Title: Using Bayesian change-point Markov sampler in basecalling of nanopore signals
Authors: Sophia Shen - Macquarie University (Australia) [presenting]
Georgy Sofronov - Macquarie University (Australia)
Abstract: DNA sequencing is an important subdiscipline in bioinformatics for there are many crucial applications, such as in forensic to convict criminals or in medicine to diagnose diseases like cancer or devise personalised drug interventions. The latest DNA sequencing technologies using enzyme-based nanopores are capable of capturing long repetitive DNA structures frequently present in introns. The commercialisation of the portable nanopore sequencer MinION made DNA sequencing more accessible despite its high error rates. The process of translating raw (electrical) nanopore signals into genetic alphabets is called basecalling.
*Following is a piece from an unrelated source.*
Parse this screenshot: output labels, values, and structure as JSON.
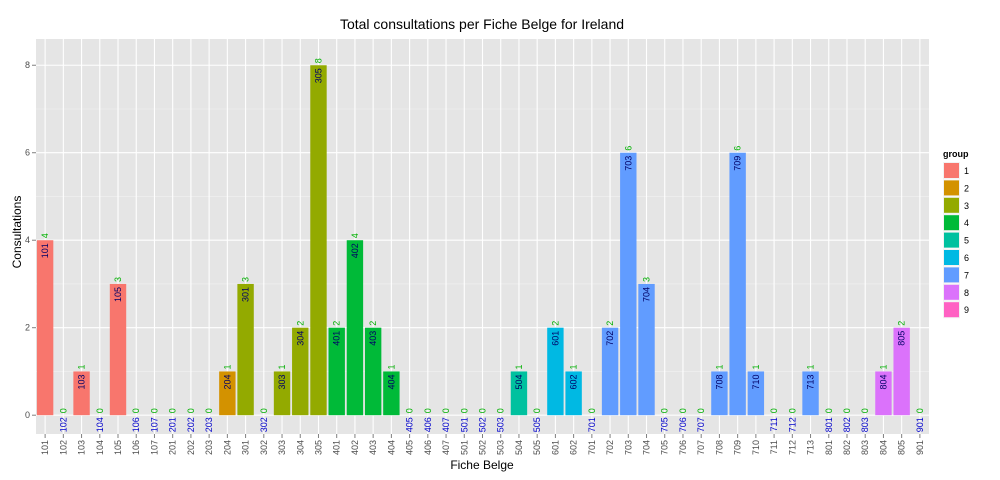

Statistical methods such as hidden Markov models (HMM) and recurrent neural networks (RNN) have been employed to analyse DNA bases during basecalling. An alternative algorithm is considered based on the Gibbs sampler that allows transitions between different models. The change point framework is adopted as each base transition can be thought of as a change point in the nanopore signals. Our numerical study shows that the proposed Bayesian change point algorithm can identify the number of change points and their locations at the same time and its flexibility have the potential to make DNA base identification more robust during basecalling.